Je suis passée d’un métier qui, par essence, est un domaine perverti de fausses impressions, à un autre, qui paraît beaucoup plus terre-à-terre mais qui reste somme toute méconnu.

Lorsque je parle de mon ex-métier de journaliste et que l’on me demande ce que j’y faisais, je dis que j’écrivais des portraits, que je couvrais les petits procès au tribunal. Parfois j’ajoute que j’ai couvert un festival de jazz. C’est ce qu’on veut entendre, enfin je crois. C’est surtout plus facile à décrire. Cela répond à l’idée que l’on s’en fait. Pourtant, il ne s’agit qu’une d’une partie minime, le morceau immergé de l’iceberg. Le quotidien était bien différent. Vous voulez vous faire une idée? Voici le type de titres que j’aurais rédigé, il y a presqu’une dizaine d’années :

« Collision majeure sur l’A2 »

« Les riverains de Bouchon-les-Orties en guerre contre l’entreprise Machinchouette » (et il aurait fallu couper car le titre aurait été trop long)

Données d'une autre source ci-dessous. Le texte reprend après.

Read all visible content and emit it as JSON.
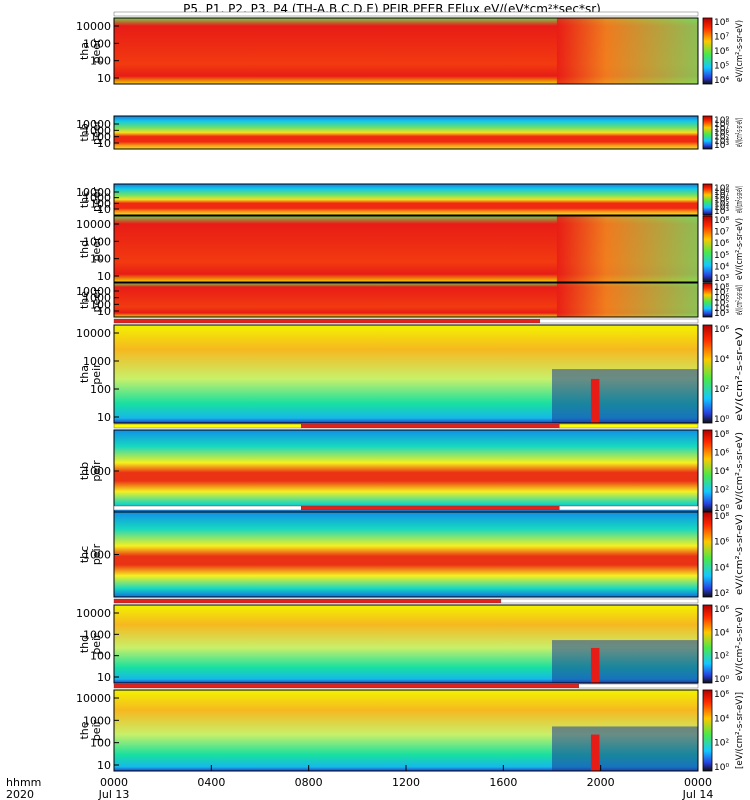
{
  "chart_data": {
    "type": "heatmap",
    "title": "P5, P1, P2, P3, P4 (TH-A,B,C,D,E) PEIR,PEER EFlux eV/(eV*cm²*sec*sr)",
    "time_axis": {
      "label_top": "hhmm",
      "label_bottom": "2020",
      "range_hours": [
        0,
        24
      ],
      "ticks": [
        {
          "hour": 0,
          "label": "0000",
          "sub": "Jul 13"
        },
        {
          "hour": 4,
          "label": "0400",
          "sub": ""
        },
        {
          "hour": 8,
          "label": "0800",
          "sub": ""
        },
        {
          "hour": 12,
          "label": "1200",
          "sub": ""
        },
        {
          "hour": 16,
          "label": "1600",
          "sub": ""
        },
        {
          "hour": 20,
          "label": "2000",
          "sub": ""
        },
        {
          "hour": 24,
          "label": "0000",
          "sub": "Jul 14"
        }
      ]
    },
    "panels": [
      {
        "probe": "tha",
        "species": "peer",
        "ylabel": [
          "tha",
          "peer"
        ],
        "yscale": "log",
        "yticks": [
          "10000",
          "1000",
          "100",
          "10"
        ],
        "colorbar_ticks": [
          "10⁸",
          "10⁷",
          "10⁶",
          "10⁵",
          "10⁴"
        ],
        "colorbar_label": "eV/(cm²-s-sr-eV)",
        "flags": [
          {
            "start": 0,
            "end": 24,
            "color": "#ffffff"
          }
        ]
      },
      {
        "probe": "thb",
        "species": "peer",
        "ylabel": [
          "thb",
          "peer"
        ],
        "yscale": "log",
        "yticks": [
          "10000",
          "1000",
          "100",
          "10"
        ],
        "colorbar_ticks": [
          "10⁹",
          "10⁸",
          "10⁷",
          "10⁶",
          "10⁵",
          "10⁴",
          "10³"
        ],
        "colorbar_label": "eV/(cm²-s-sr-eV)",
        "flags": []
      },
      {
        "probe": "thc",
        "species": "peer",
        "ylabel": [
          "thc",
          "peer"
        ],
        "yscale": "log",
        "yticks": [
          "10000",
          "1000",
          "100",
          "10"
        ],
        "colorbar_ticks": [
          "10⁹",
          "10⁸",
          "10⁷",
          "10⁶",
          "10⁵",
          "10⁴",
          "10³"
        ],
        "colorbar_label": "eV/(cm²-s-sr-eV)",
        "flags": []
      },
      {
        "probe": "thd",
        "species": "peer",
        "ylabel": [
          "thd",
          "peer"
        ],
        "yscale": "log",
        "yticks": [
          "10000",
          "1000",
          "100",
          "10"
        ],
        "colorbar_ticks": [
          "10⁸",
          "10⁷",
          "10⁶",
          "10⁵",
          "10⁴",
          "10³"
        ],
        "colorbar_label": "eV/(cm²-s-sr-eV)",
        "flags": []
      },
      {
        "probe": "the",
        "species": "peer",
        "ylabel": [
          "the",
          "peer"
        ],
        "yscale": "log",
        "yticks": [
          "10000",
          "1000",
          "100",
          "10"
        ],
        "colorbar_ticks": [
          "10⁸",
          "10⁷",
          "10⁶",
          "10⁵",
          "10⁴",
          "10³"
        ],
        "colorbar_label": "eV/(cm²-s-sr-eV)",
        "flags": []
      },
      {
        "probe": "tha",
        "species": "peir",
        "ylabel": [
          "tha",
          "peir"
        ],
        "yscale": "log",
        "yticks": [
          "10000",
          "1000",
          "100",
          "10"
        ],
        "colorbar_ticks": [
          "10⁶",
          "10⁴",
          "10²",
          "10⁰"
        ],
        "colorbar_label": "eV/(cm²-s-sr-eV)",
        "flags": [
          {
            "start": 0,
            "end": 17.5,
            "color": "#e8201a"
          },
          {
            "start": 17.5,
            "end": 24,
            "color": "#ffffff"
          }
        ]
      },
      {
        "probe": "thb",
        "species": "peir",
        "ylabel": [
          "thb",
          "peir"
        ],
        "yscale": "log",
        "yticks": [
          "1000"
        ],
        "colorbar_ticks": [
          "10⁸",
          "10⁶",
          "10⁴",
          "10²",
          "10⁰"
        ],
        "colorbar_label": "eV/(cm²-s-sr-eV)",
        "flags": [
          {
            "start": 0,
            "end": 7.7,
            "color": "#ffff00"
          },
          {
            "start": 7.7,
            "end": 18.3,
            "color": "#e8201a"
          },
          {
            "start": 18.3,
            "end": 24,
            "color": "#ffff00"
          }
        ]
      },
      {
        "probe": "thc",
        "species": "peir",
        "ylabel": [
          "thc",
          "peir"
        ],
        "yscale": "log",
        "yticks": [
          "1000"
        ],
        "colorbar_ticks": [
          "10⁸",
          "10⁶",
          "10⁴",
          "10²"
        ],
        "colorbar_label": "eV/(cm²-s-sr-eV)",
        "flags": [
          {
            "start": 0,
            "end": 7.7,
            "color": "#ffffff"
          },
          {
            "start": 7.7,
            "end": 18.3,
            "color": "#e8201a"
          },
          {
            "start": 18.3,
            "end": 24,
            "color": "#ffffff"
          }
        ]
      },
      {
        "probe": "thd",
        "species": "peir",
        "ylabel": [
          "thd",
          "peir"
        ],
        "yscale": "log",
        "yticks": [
          "10000",
          "1000",
          "100",
          "10"
        ],
        "colorbar_ticks": [
          "10⁶",
          "10⁴",
          "10²",
          "10⁰"
        ],
        "colorbar_label": "eV/(cm²-s-sr-eV)",
        "flags": [
          {
            "start": 0,
            "end": 15.9,
            "color": "#e8201a"
          },
          {
            "start": 15.9,
            "end": 24,
            "color": "#ffffff"
          }
        ]
      },
      {
        "probe": "the",
        "species": "peir",
        "ylabel": [
          "the",
          "peir"
        ],
        "yscale": "log",
        "yticks": [
          "10000",
          "1000",
          "100",
          "10"
        ],
        "colorbar_ticks": [
          "10⁶",
          "10⁴",
          "10²",
          "10⁰"
        ],
        "colorbar_label": "[eV/(cm²-s-sr-eV)]",
        "flags": [
          {
            "start": 0,
            "end": 19.1,
            "color": "#e8201a"
          },
          {
            "start": 19.1,
            "end": 24,
            "color": "#ffffff"
          }
        ]
      }
    ]
  }
}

« Journée sportive pour les retraités de Saint-Jean »

Nous parlions de problèmes locaux : la circulation, les événements de la ville, les industries et domaines propres à notre secteur géographique, les écoles, les artistes du coin. Être journaliste local implique d’être polyvalent dans les domaines sur lesquels on écrit – c’est certain, mais cela revêtait une autre réalité aussi : suivre une actualité qui ne représentait pour moi qu’un maigre intérêt.

La première fois que je me suis sentie chez moi, j’avais 28 ans et je venais d’arriver à Montréal. Avant ça, et depuis celle que je considère comme ma « hometown » – Clermont-Ferrand – il n’y avait pas eu de chez moi. Or pour bien traiter une actualité locale, il faut la vivre, en comprendre les enjeux, s’y intéresser ou prétendre le faire. Et ce n’était pas mon cas. Je n’étais pas de là, ne souhaitais pas y rester, n’y ai jamais rien établi. Ni relation, ni possession. Seul mon chien, mon solitaire au coeur sauvage, y trouvait pleinement son compte, s’enfuyant à la moindre occasion pour traverser les prés environnants ventre-à-terre, le museau au vent et les pattes boueuses.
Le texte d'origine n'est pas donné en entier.